Eleven on Top (Stephanie Plum 11)
I hit the door locks and automatic windows, put the car into reverse, and screeched out of the driveway into the road. I changed gears and roared away, gagging on the odor of wet barbecued car. He was right, of course. The car was a death trap, and I was being stubborn. Problem was, I couldn't help myself.
Morelli brought out the stubborn in me.
Kan Klean was a small mom-and-pop dry cleaners that had been operating in the Burg for as long as I can remember. The Macaroni family owned Kan Klean.
Mama Macaroni, Mario Macaroni, and Gina Macaroni were the principals, and a bunch of miscellaneous Macaronis helped out when needed.
Mama Macaroni was a contemporary of Grandma Bella and Grandma Mazur. Mama Macaroni's fierce raptor eyes took the world in under drooping folds of parchment-thin skin. Her shrunken body, wrapped in layers of black, curved over her cane and conjured up images of mummified larvae. She had a boulder of a mole set into the roadmap of her face somewhere in the vicinity of Atlanta. Three hairs grew out of the mole. The mole was horrifying and compelling. It was the dermatological equivalent of a seven-car crash with blood and guts spread all over the highway.

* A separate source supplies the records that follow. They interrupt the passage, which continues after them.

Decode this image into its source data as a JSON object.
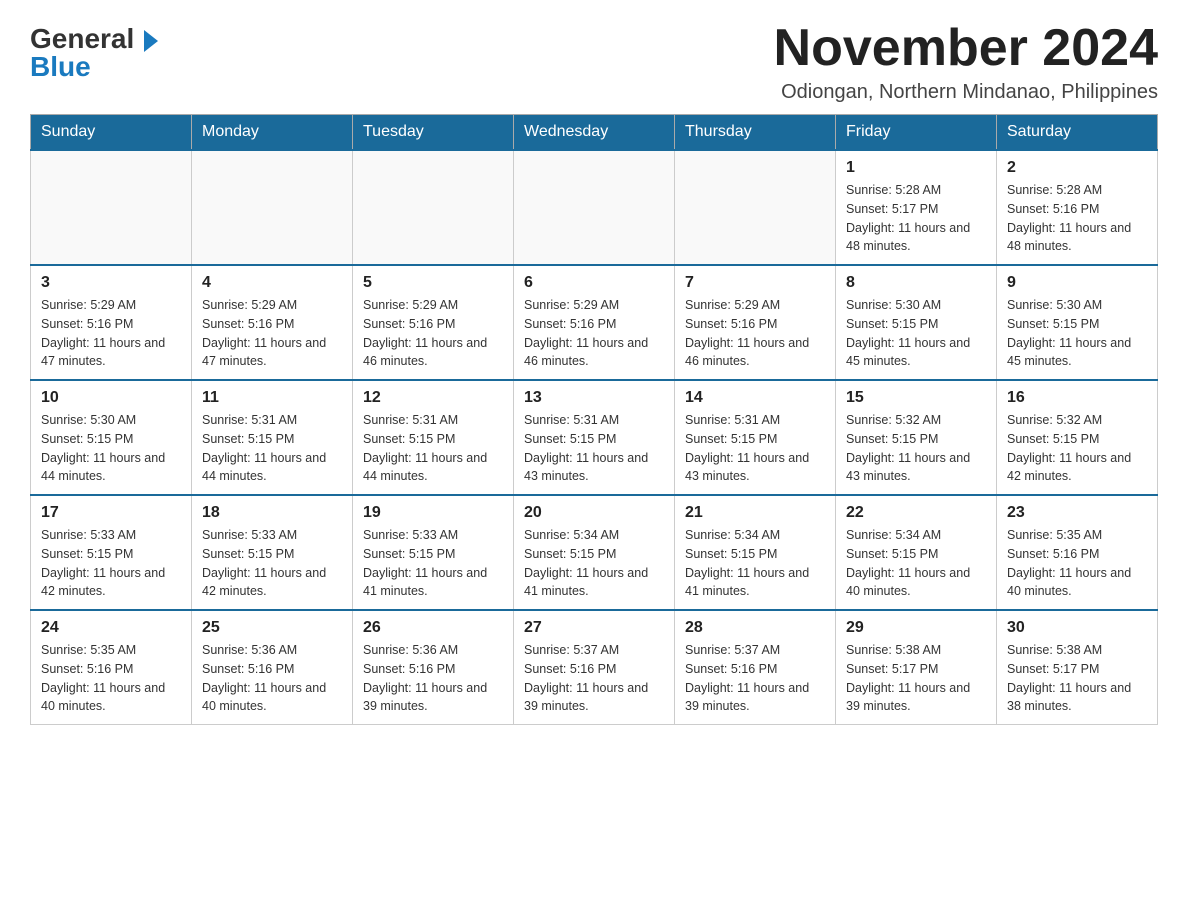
{
  "logo": {
    "general": "General",
    "blue": "Blue"
  },
  "header": {
    "month_year": "November 2024",
    "location": "Odiongan, Northern Mindanao, Philippines"
  },
  "days_of_week": [
    "Sunday",
    "Monday",
    "Tuesday",
    "Wednesday",
    "Thursday",
    "Friday",
    "Saturday"
  ],
  "weeks": [
    {
      "days": [
        {
          "num": "",
          "info": ""
        },
        {
          "num": "",
          "info": ""
        },
        {
          "num": "",
          "info": ""
        },
        {
          "num": "",
          "info": ""
        },
        {
          "num": "",
          "info": ""
        },
        {
          "num": "1",
          "info": "Sunrise: 5:28 AM\nSunset: 5:17 PM\nDaylight: 11 hours and 48 minutes."
        },
        {
          "num": "2",
          "info": "Sunrise: 5:28 AM\nSunset: 5:16 PM\nDaylight: 11 hours and 48 minutes."
        }
      ]
    },
    {
      "days": [
        {
          "num": "3",
          "info": "Sunrise: 5:29 AM\nSunset: 5:16 PM\nDaylight: 11 hours and 47 minutes."
        },
        {
          "num": "4",
          "info": "Sunrise: 5:29 AM\nSunset: 5:16 PM\nDaylight: 11 hours and 47 minutes."
        },
        {
          "num": "5",
          "info": "Sunrise: 5:29 AM\nSunset: 5:16 PM\nDaylight: 11 hours and 46 minutes."
        },
        {
          "num": "6",
          "info": "Sunrise: 5:29 AM\nSunset: 5:16 PM\nDaylight: 11 hours and 46 minutes."
        },
        {
          "num": "7",
          "info": "Sunrise: 5:29 AM\nSunset: 5:16 PM\nDaylight: 11 hours and 46 minutes."
        },
        {
          "num": "8",
          "info": "Sunrise: 5:30 AM\nSunset: 5:15 PM\nDaylight: 11 hours and 45 minutes."
        },
        {
          "num": "9",
          "info": "Sunrise: 5:30 AM\nSunset: 5:15 PM\nDaylight: 11 hours and 45 minutes."
        }
      ]
    },
    {
      "days": [
        {
          "num": "10",
          "info": "Sunrise: 5:30 AM\nSunset: 5:15 PM\nDaylight: 11 hours and 44 minutes."
        },
        {
          "num": "11",
          "info": "Sunrise: 5:31 AM\nSunset: 5:15 PM\nDaylight: 11 hours and 44 minutes."
        },
        {
          "num": "12",
          "info": "Sunrise: 5:31 AM\nSunset: 5:15 PM\nDaylight: 11 hours and 44 minutes."
        },
        {
          "num": "13",
          "info": "Sunrise: 5:31 AM\nSunset: 5:15 PM\nDaylight: 11 hours and 43 minutes."
        },
        {
          "num": "14",
          "info": "Sunrise: 5:31 AM\nSunset: 5:15 PM\nDaylight: 11 hours and 43 minutes."
        },
        {
          "num": "15",
          "info": "Sunrise: 5:32 AM\nSunset: 5:15 PM\nDaylight: 11 hours and 43 minutes."
        },
        {
          "num": "16",
          "info": "Sunrise: 5:32 AM\nSunset: 5:15 PM\nDaylight: 11 hours and 42 minutes."
        }
      ]
    },
    {
      "days": [
        {
          "num": "17",
          "info": "Sunrise: 5:33 AM\nSunset: 5:15 PM\nDaylight: 11 hours and 42 minutes."
        },
        {
          "num": "18",
          "info": "Sunrise: 5:33 AM\nSunset: 5:15 PM\nDaylight: 11 hours and 42 minutes."
        },
        {
          "num": "19",
          "info": "Sunrise: 5:33 AM\nSunset: 5:15 PM\nDaylight: 11 hours and 41 minutes."
        },
        {
          "num": "20",
          "info": "Sunrise: 5:34 AM\nSunset: 5:15 PM\nDaylight: 11 hours and 41 minutes."
        },
        {
          "num": "21",
          "info": "Sunrise: 5:34 AM\nSunset: 5:15 PM\nDaylight: 11 hours and 41 minutes."
        },
        {
          "num": "22",
          "info": "Sunrise: 5:34 AM\nSunset: 5:15 PM\nDaylight: 11 hours and 40 minutes."
        },
        {
          "num": "23",
          "info": "Sunrise: 5:35 AM\nSunset: 5:16 PM\nDaylight: 11 hours and 40 minutes."
        }
      ]
    },
    {
      "days": [
        {
          "num": "24",
          "info": "Sunrise: 5:35 AM\nSunset: 5:16 PM\nDaylight: 11 hours and 40 minutes."
        },
        {
          "num": "25",
          "info": "Sunrise: 5:36 AM\nSunset: 5:16 PM\nDaylight: 11 hours and 40 minutes."
        },
        {
          "num": "26",
          "info": "Sunrise: 5:36 AM\nSunset: 5:16 PM\nDaylight: 11 hours and 39 minutes."
        },
        {
          "num": "27",
          "info": "Sunrise: 5:37 AM\nSunset: 5:16 PM\nDaylight: 11 hours and 39 minutes."
        },
        {
          "num": "28",
          "info": "Sunrise: 5:37 AM\nSunset: 5:16 PM\nDaylight: 11 hours and 39 minutes."
        },
        {
          "num": "29",
          "info": "Sunrise: 5:38 AM\nSunset: 5:17 PM\nDaylight: 11 hours and 39 minutes."
        },
        {
          "num": "30",
          "info": "Sunrise: 5:38 AM\nSunset: 5:17 PM\nDaylight: 11 hours and 38 minutes."
        }
      ]
    }
  ]
}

I'd never been to Kan Klean that Mama Macaroni wasn't sitting on a stool behind the counter. Mama nodded to customers but seldom spoke. Mama only spoke when there was a problem. Mama Macaroni was the problem solver. Her son Mario supervised the day-to-day operation. Her daughter-in-law, Gina, kept the books and ran day care for the hordes of grandchildren produced by her four daughters and two sons.
“It's not difficult,” Gina said to me. “You'll be working the register. You take the clothes from the customer and you do a count. Then you fill out the order form and give a copy to the customer. You put a copy in the bag with the clothes and you put the third copy in the box by the register. Then you put the bag in one of the rolling bins. One bin is laundry and one bin is dry cleaning. That's the way we do it. When a customer comes in to pick up his cleaned clothes you search for the clothes by the number on the top of his receipt. Make sure you always take a count so the customer gets all his clothes.”
Mama Macaroni mumbled something in Italian and slid her dentures around in her mouth.
“Mama says you should be careful. She says she's keeping her eye on you,” Gina said.
I smiled at Mama Macaroni and gave her a thumbs-up. Mama Macaroni responded with a death glare.
“When you have time between customers you can tag the clothes,” Gina said.
“Every single garment must get tagged. We have a machine that you use, and you have to make sure that the number on the tag is the same as the number on the customer's receipt.”
By noon I'd completely lost the use of my right thumb from using the tagging machine.
“You got to go faster,” Mama Macaroni said to me from her stool. “I see you slow down. You think we pay for nothing?”
A man hurried through the front door and approached the counter. He was mid-forties and dressed in a suit and tie. “I picked my dry cleaning up yesterday,” he said, “and all the buttons are broken off my shirt.”
Mama Macaroni got off her stool and caned her way to the counter. “What?” she said.
“The buttons are broken.”
She shook her head. “I no understand.”
He showed her the shirt. “The buttons are all broken.”
“Yes,” Mama Macaroni said.
“You broke them.”
“No,” Mama said. “Impossible.”
“The buttons were fine when I brought the shirt in. I picked the shirt up and the buttons were all broken.”
“I no understand.”
“What don't you understand?”
“English. My English no good.”
The man looked at me. “Do you speak English?”
“What?” I said.
The man whipped the shirt off the counter and left the store.
“Maybe you not so slow,” Mama Macaroni said to me. “But don't get any ideas about taking it easy. We don't pay you good money to stand around doing nothing.”